Ayant fait sa déposition, elle se rengouffre le chibraque à Messire Colored et se remet à lui tétiner le joufflu avec un bel appétit. Moi, près d'elle, me voici brusquement en arrêt devant le décolleté sud de Gladys. En savante prêtresse de l'amour, elle a remonté les pans de sa tunique et ouvert les jambes, non sans s'être avancée à l'extrémité de sa chaise.

L'invite est si flagrante, mon désir si péremptoire, que je poursuis le repas au rez-de-chaussée. A une grande technicienne comme Miss Gladys, c'est pas du toutouche-pipi-tout-vent qu'il convient de lui prodiguer, mais de la séance pro dans une figure libre qui m'a valu la première place sur le podium aux championnats du monde de minette de Bouffémont (Val d'Oise). Je lui propose ma grande réalisation que j'ai intitulée « les trois unités ».

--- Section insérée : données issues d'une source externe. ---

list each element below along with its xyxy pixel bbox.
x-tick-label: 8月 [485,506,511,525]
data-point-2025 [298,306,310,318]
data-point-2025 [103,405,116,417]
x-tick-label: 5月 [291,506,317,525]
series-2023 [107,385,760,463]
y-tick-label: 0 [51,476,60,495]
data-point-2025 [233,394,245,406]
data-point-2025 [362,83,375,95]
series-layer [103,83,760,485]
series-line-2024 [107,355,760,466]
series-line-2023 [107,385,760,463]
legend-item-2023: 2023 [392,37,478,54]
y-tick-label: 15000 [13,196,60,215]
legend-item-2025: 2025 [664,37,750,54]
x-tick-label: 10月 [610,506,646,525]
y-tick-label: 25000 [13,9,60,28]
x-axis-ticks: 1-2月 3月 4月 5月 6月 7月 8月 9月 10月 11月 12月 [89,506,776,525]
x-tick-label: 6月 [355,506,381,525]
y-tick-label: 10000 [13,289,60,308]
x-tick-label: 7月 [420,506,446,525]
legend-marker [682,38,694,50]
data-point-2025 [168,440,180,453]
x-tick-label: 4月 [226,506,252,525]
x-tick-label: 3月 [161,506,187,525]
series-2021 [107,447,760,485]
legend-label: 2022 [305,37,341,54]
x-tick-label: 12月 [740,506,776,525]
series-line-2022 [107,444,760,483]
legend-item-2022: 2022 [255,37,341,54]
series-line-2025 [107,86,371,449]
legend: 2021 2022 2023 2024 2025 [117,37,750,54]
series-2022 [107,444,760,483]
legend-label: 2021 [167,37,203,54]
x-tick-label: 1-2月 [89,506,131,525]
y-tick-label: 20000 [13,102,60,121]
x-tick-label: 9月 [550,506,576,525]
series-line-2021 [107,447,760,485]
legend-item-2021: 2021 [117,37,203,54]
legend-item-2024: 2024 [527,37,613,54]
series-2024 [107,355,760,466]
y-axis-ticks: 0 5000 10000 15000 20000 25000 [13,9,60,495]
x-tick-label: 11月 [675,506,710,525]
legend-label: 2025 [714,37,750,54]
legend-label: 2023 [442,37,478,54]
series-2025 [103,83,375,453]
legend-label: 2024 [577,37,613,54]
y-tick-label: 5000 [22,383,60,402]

Comme une horde de zozos en délire va m'écrire pour me solliciter d'en quoi cela consiste, je préfère donner tout de suite la recette ici, pas qu'on vienne me faire chier avec le service après-vente. Tu dégages doucement la crinière avec tes doigts de devant. Légère lichouille urbi et orbi, manière d'humidifier le paysage. Ensuite, départ du médius pour l'exploration spéléologique. Il sera suivi successivement de l'annulaire puis, lorsque l'installation de ce dernier est acquise, de l'index. Là se situe une séance calme mais sûre de ces trois gentils émissaires. Avec soutien de la menteuse, toujours, afin d'éviter la surchauffe. Lorsque le relais lubrificateur est naturellement assuré par la bénéficiaire, il est l'heure pour l'auriculaire d'entrer en scène, à savoir de se placer affectueusement dans l'œil de bronze de la personne célébrée. La pleine réussite de la manœuvre exige de l'exécutant une main large dont l'ouverture maximale permet de placer le pouce à une bonne quinzaine de centimètres du petit doigt. Ledit pouce parachève l'action en exécutant un massage suave du dito. Je me résume : le pouce s'active sur l'ergot de Satan, les trois doigts du mitan font piston dans la moniche, et l'auriculaire farceur électrise la bagouze arrière. Celui qui possède une grande souplesse des doigts peut être assuré du succès.